Alabama Prisons

High Unemployment Hits Even Inmates; Prisons Losing Millions of Dollars

Birmingham Women’s community-based facility/community work center. (Source: Tom Gordon)

Nearly 40 million Americans are out of work. So are about 3,300 Alabama prison inmates eligible to work for private and public employers.

The Alabama Department of Corrections’ 22 work release and work centers, which include a center for women inmates based in north Birmingham, suspended operations March 18 because of the growing threat of the coronavirus. The suspension originally was slated to run through May 22, but it has not been lifted.

“At this time, the ADOC is working on a comprehensive plan to resume more standard operations but has not yet established a definitive timeline for resuming our work release and work center programs,” corrections information specialist Samantha Rose said in an email.

“We understand many of our partners are eager to resume normal business operations in accordance with Gov. Kay Ivey’s current and future executive (reopening) orders and have questions about when the ADOC’s temporary suspension of these vital programs will lift,” Rose said. “Once established, the department’s intent is to keep our partners and the public aware of our anticipated plans and timeline to resume these programs safely and minimize the risk of exposing our inmate population, staff, partners and those in our communities to the virus.”

Inmates in work release and work programs amount to about 15% of the prison system’s in-house population of 21,154, according to figures for January, the latest available on the corrections website. The inmates are in state custody, and most live in separate sections of a complex known as a community-based facility/community work center. These work release/work centers are staffed with correctional officers and a warden. Most of them have more inmates than they originally were built to hold. The Birmingham women’s work release/work center, the Community Work Center, originally designed for 30, had a population of 163 in January. The work release section of the same complex, designed for 120, had a population of 88.

Community work center inmates wear prison garb and work on what the Mobile center website describes as “community work projects with local state, county, and city agencies,” and Rose said they are not paid a prevailing wage.

In January, the corrections website listed 1,883 inmates in work centers.

The work release program has been operating for more than 40 years, and work release inmates wear civilian clothes or a uniform required by their employer. They work in factories, restaurants, packing plants and other civilian sector businesses and receive a wage comparable to what their civilian counterparts are paid, though corrections withholds 40% of each inmate’s gross pay.

Like those in community work centers, inmates selected for work release are considered low security threats. Among other things, work release jobs are supposed to help ready them for re-entry into civilian life, give them a skill or give them a positive mark on their record if they are seeking parole. They often use part of their earnings to support their families and pay required restitution or civil claims to their victims.

“If their classification status allows, the department requires inmates who physically can work to contribute to their cost of incarceration so that the financial burden does not rest entirely upon taxpayers’ shoulders,” Rose said.

From Oct. 1 through January, almost 1,200 inmates — about 80% of the work release population — earned net salaries totaling more than $6.3 million. In addition, they paid more than $454,000 for restitution and civil claims. They also paid nearly $560,000 in state and federal taxes and more than $3 million to the Department of Corrections. They also made an additional payment of nearly $354,000 to the department for transportation fees.

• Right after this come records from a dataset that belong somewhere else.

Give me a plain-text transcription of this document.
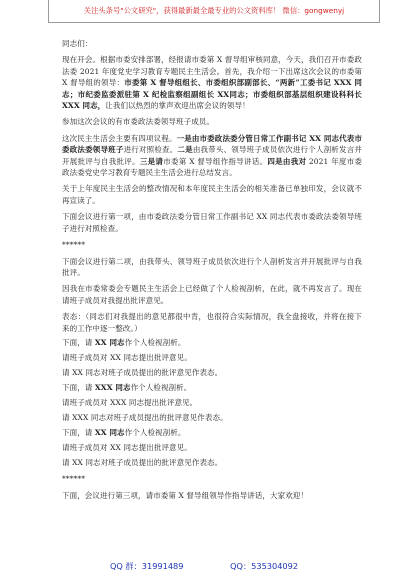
关注头条号"公文研究"，获得最新最全最专业的公文资料库！ 微信：gongwenyj

同志们：

现在开会。根据市委安排部署，经报请市委第 X 督导组审核同意，今天，我们召开市委政法委 2021 年度党史学习教育专题民主生活会。首先，我介绍一下出席这次会议的市委第 X 督导组的领导：市委第 X 督导组组长、市委组织部副部长、“两新”工委书记 XXX 同志；市纪委监委派驻第 X 纪检监察组副组长 XX同志；市委组织部基层组织建设科科长 XXX 同志，让我们以热烈的掌声欢迎出席会议的领导！

参加这次会议的有市委政法委领导班子成员。

这次民主生活会主要有四项议程。一是由市委政法委分管日常工作副书记 XX 同志代表市委政法委领导班子进行对照检查。二是由我带头、领导班子成员依次进行个人剖析发言并开展批评与自我批评。三是请市委第 X 督导组作指导讲话。四是由我对 2021 年度市委政法委党史学习教育专题民主生活会进行总结发言。

关于上年度民主生活会的整改情况和本年度民主生活会的相关准备已单独印发，会议就不再宣读了。

下面会议进行第一项，由市委政法委分管日常工作副书记 XX 同志代表市委政法委领导班子进行对照检查。

******

下面会议进行第二项，由我带头、领导班子成员依次进行个人剖析发言并开展批评与自我批评。

因我在市委常委会专题民主生活会上已经做了个人检视剖析，在此，就不再发言了。现在请班子成员对我提出批评意见。

表态：（同志们对我提出的意见都很中肯，也很符合实际情况，我全盘接收，并将在接下来的工作中逐一整改。）

下面，请 XX 同志作个人检视剖析。

请班子成员对 XX 同志提出批评意见。

请 XX 同志对班子成员提出的批评意见作表态。

下面，请 XXX 同志作个人检视剖析。

请班子成员对 XXX 同志提出批评意见。

请 XXX 同志对班子成员提出的批评意见作表态。

下面，请 XX 同志作个人检视剖析。

请班子成员对 XX 同志提出批评意见。

请 XX 同志对班子成员提出的批评意见作表态。

******

下面，会议进行第三项，请市委第 X 督导组领导作指导讲话，大家欢迎！

QQ 群：31991489	QQ：535304092
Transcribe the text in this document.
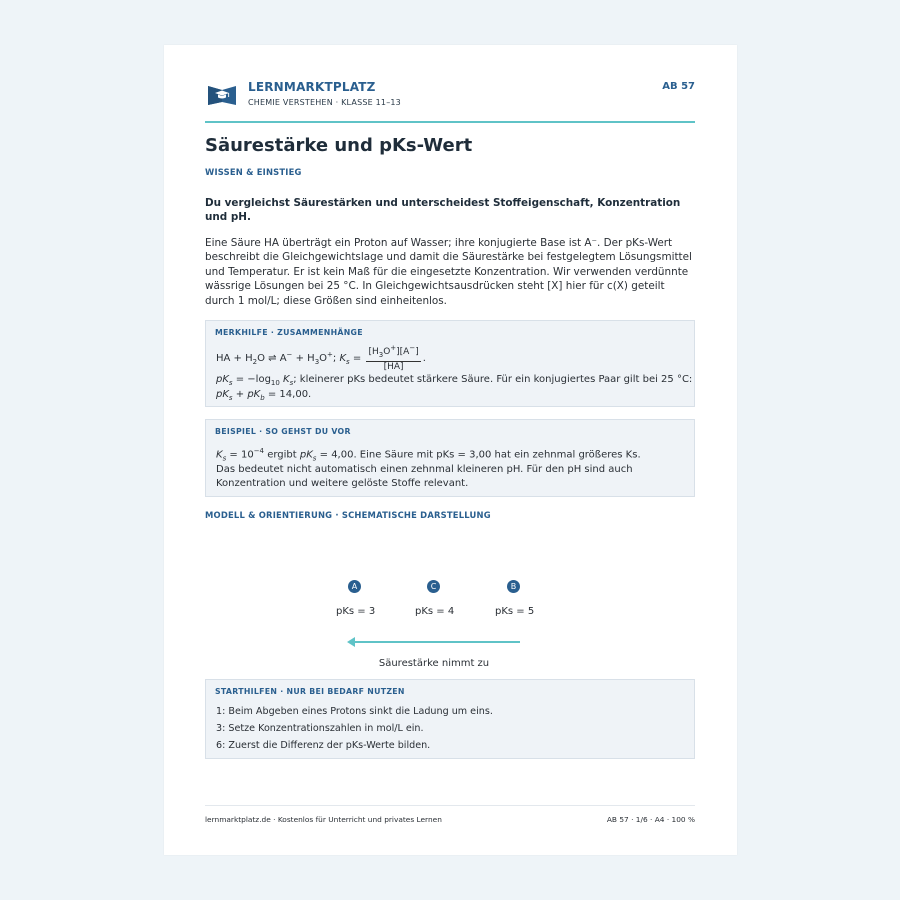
LERNMARKTPLATZ
CHEMIE VERSTEHEN · KLASSE 11–13
AB 57
Säurestärke und pKs-Wert
WISSEN & EINSTIEG
Du vergleichst Säurestärken und unterscheidest Stoffeigenschaft, Konzentration und pH.
Eine Säure HA überträgt ein Proton auf Wasser; ihre konjugierte Base ist A⁻. Der pKs-Wert beschreibt die Gleichgewichtslage und damit die Säurestärke bei festgelegtem Lösungsmittel und Temperatur. Er ist kein Maß für die eingesetzte Konzentration. Wir verwenden verdünnte wässrige Lösungen bei 25 °C. In Gleichgewichtsausdrücken steht [X] hier für c(X) geteilt durch 1 mol/L; diese Größen sind einheitenlos.
MERKHILFE · ZUSAMMENHÄNGE
HA + $H_2O$ ⇌ $A^- + H_3O^+$; $K_s = \frac{[H_3O^+][A^-]}{[HA]}$ .
$pK_s = -\log_{10}$ $K_s$; kleinerer pKs bedeutet stärkere Säure. Für ein konjugiertes Paar gilt bei 25 °C:
$pK_s + pK_b = 14,00$.
BEISPIEL · SO GEHST DU VOR
$K_s = 10^{-4}$ ergibt $pK_s = 4,00$. Eine Säure mit pKs = 3,00 hat ein zehnmal größeres Ks.
Das bedeutet nicht automatisch einen zehnmal kleineren pH. Für den pH sind auch
Konzentration und weitere gelöste Stoffe relevant.
MODELL & ORIENTIERUNG · SCHEMATISCHE DARSTELLUNG
A	C	B
pKs = 3	pKs = 4	pKs = 5
Säurestärke nimmt zu
STARTHILFEN · NUR BEI BEDARF NUTZEN
1: Beim Abgeben eines Protons sinkt die Ladung um eins.
3: Setze Konzentrationszahlen in mol/L ein.
6: Zuerst die Differenz der pKs-Werte bilden.
lernmarktplatz.de · Kostenlos für Unterricht und privates Lernen	AB 57 · 1/6 · A4 · 100 %
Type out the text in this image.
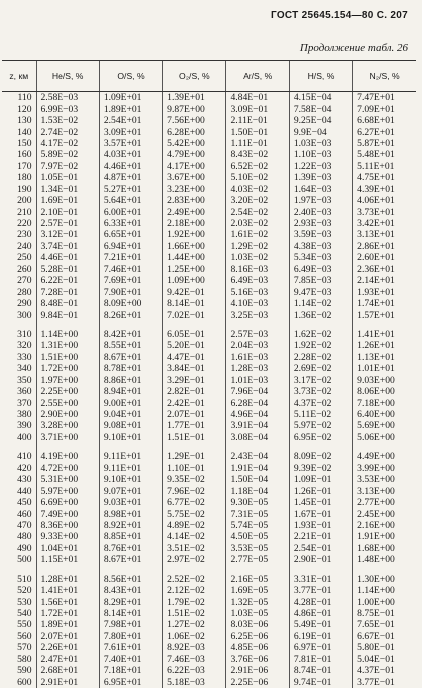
ГОСТ 25645.154—80 С. 207
Продолжение табл. 26
z, км	He/S, %	O/S, %	O₂/S, %	Ar/S, %	H/S, %	N₂/S, %
110	2.58E−03	1.09E+01	1.39E+01	4.84E−01	4.15E−04	7.47E+01
120	6.99E−03	1.89E+01	9.87E+00	3.09E−01	7.58E−04	7.09E+01
130	1.53E−02	2.54E+01	7.56E+00	2.11E−01	9.25E−04	6.68E+01
140	2.74E−02	3.09E+01	6.28E+00	1.50E−01	9.9E−04	6.27E+01
150	4.17E−02	3.57E+01	5.42E+00	1.11E−01	1.03E−03	5.87E+01
160	5.89E−02	4.03E+01	4.79E+00	8.43E−02	1.10E−03	5.48E+01
170	7.97E−02	4.46E+01	4.17E+00	6.52E−02	1.22E−03	5.11E+01
180	1.05E−01	4.87E+01	3.67E+00	5.10E−02	1.39E−03	4.75E+01
190	1.34E−01	5.27E+01	3.23E+00	4.03E−02	1.64E−03	4.39E+01
200	1.69E−01	5.64E+01	2.83E+00	3.20E−02	1.97E−03	4.06E+01
210	2.10E−01	6.00E+01	2.49E+00	2.54E−02	2.40E−03	3.73E+01
220	2.57E−01	6.33E+01	2.18E+00	2.03E−02	2.93E−03	3.42E+01
230	3.12E−01	6.65E+01	1.92E+00	1.61E−02	3.59E−03	3.13E+01
240	3.74E−01	6.94E+01	1.66E+00	1.29E−02	4.38E−03	2.86E+01
250	4.46E−01	7.21E+01	1.44E+00	1.03E−02	5.34E−03	2.60E+01
260	5.28E−01	7.46E+01	1.25E+00	8.16E−03	6.49E−03	2.36E+01
270	6.22E−01	7.69E+01	1.09E+00	6.49E−03	7.85E−03	2.14E+01
280	7.28E−01	7.90E+01	9.42E−01	5.16E−03	9.47E−03	1.93E+01
290	8.48E−01	8.09E+00	8.14E−01	4.10E−03	1.14E−02	1.74E+01
300	9.84E−01	8.26E+01	7.02E−01	3.25E−03	1.36E−02	1.57E+01

310	1.14E+00	8.42E+01	6.05E−01	2.57E−03	1.62E−02	1.41E+01
320	1.31E+00	8.55E+01	5.20E−01	2.04E−03	1.92E−02	1.26E+01
330	1.51E+00	8.67E+01	4.47E−01	1.61E−03	2.28E−02	1.13E+01
340	1.72E+00	8.78E+01	3.84E−01	1.28E−03	2.69E−02	1.01E+01
350	1.97E+00	8.86E+01	3.29E−01	1.01E−03	3.17E−02	9.03E+00
360	2.25E+00	8.94E+01	2.82E−01	7.96E−04	3.73E−02	8.06E+00
370	2.55E+00	9.00E+01	2.42E−01	6.28E−04	4.37E−02	7.18E+00
380	2.90E+00	9.04E+01	2.07E−01	4.96E−04	5.11E−02	6.40E+00
390	3.28E+00	9.08E+01	1.77E−01	3.91E−04	5.97E−02	5.69E+00
400	3.71E+00	9.10E+01	1.51E−01	3.08E−04	6.95E−02	5.06E+00

410	4.19E+00	9.11E+01	1.29E−01	2.43E−04	8.09E−02	4.49E+00
420	4.72E+00	9.11E+01	1.10E−01	1.91E−04	9.39E−02	3.99E+00
430	5.31E+00	9.10E+01	9.35E−02	1.50E−04	1.09E−01	3.53E+00
440	5.97E+00	9.07E+01	7.96E−02	1.18E−04	1.26E−01	3.13E+00
450	6.69E+00	9.03E+01	6.77E−02	9.30E−05	1.45E−01	2.77E+00
460	7.49E+00	8.98E+01	5.75E−02	7.31E−05	1.67E−01	2.45E+00
470	8.36E+00	8.92E+01	4.89E−02	5.74E−05	1.93E−01	2.16E+00
480	9.33E+00	8.85E+01	4.14E−02	4.50E−05	2.21E−01	1.91E+00
490	1.04E+01	8.76E+01	3.51E−02	3.53E−05	2.54E−01	1.68E+00
500	1.15E+01	8.67E+01	2.97E−02	2.77E−05	2.90E−01	1.48E+00

510	1.28E+01	8.56E+01	2.52E−02	2.16E−05	3.31E−01	1.30E+00
520	1.41E+01	8.43E+01	2.12E−02	1.69E−05	3.77E−01	1.14E+00
530	1.56E+01	8.29E+01	1.79E−02	1.32E−05	4.28E−01	1.00E+00
540	1.72E+01	8.14E+01	1.51E−02	1.03E−05	4.86E−01	8.75E−01
550	1.89E+01	7.98E+01	1.27E−02	8.03E−06	5.49E−01	7.65E−01
560	2.07E+01	7.80E+01	1.06E−02	6.25E−06	6.19E−01	6.67E−01
570	2.26E+01	7.61E+01	8.92E−03	4.85E−06	6.97E−01	5.80E−01
580	2.47E+01	7.40E+01	7.46E−03	3.76E−06	7.81E−01	5.04E−01
590	2.68E+01	7.18E+01	6.22E−03	2.91E−06	8.74E−01	4.37E−01
600	2.91E+01	6.95E+01	5.18E−03	2.25E−06	9.74E−01	3.77E−01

Financial Hit on the Prisons

For the past two months, however, work release earnings have dwindled. Even if corrections decides to get work release going again, the job opportunities will be fewer. Restaurants, for example, are making do with fewer tables and fewer staffers to serve and prepare food because of social distancing requirements. Meanwhile, the inmates remain at the work release centers, where close proximity heightens the risk of coronavirus exposure.

According to a Legislature-approved plan from Gov. Kay Ivey on use of $1.8 billion in federal CARES Act funds to help the state cope with COVID-19, up to $200 million is slated for corrections.

Asked whether the department might use some of that money to make up funding that it has not had for work center and work release operations, Rose said, “To the extent this loss is determined after legal review to be appropriate for CARES Act reimbursement, the department will apply for such funds.”

As of Friday, corrections has reported that 61 prison system employees have reported testing positive for the virus. That number includes 13 employees at community work release/work centers, one of them in Birmingham. Sixteen of the employees have been cleared to return to work.

Also as of Friday, 12 inmates in the prison system, including one at the community-based facility/community work center in Elba, were listed as having tested positive for the virus. One, an inmate at the St. Clair Correctional Facility, had died, and eight had recovered.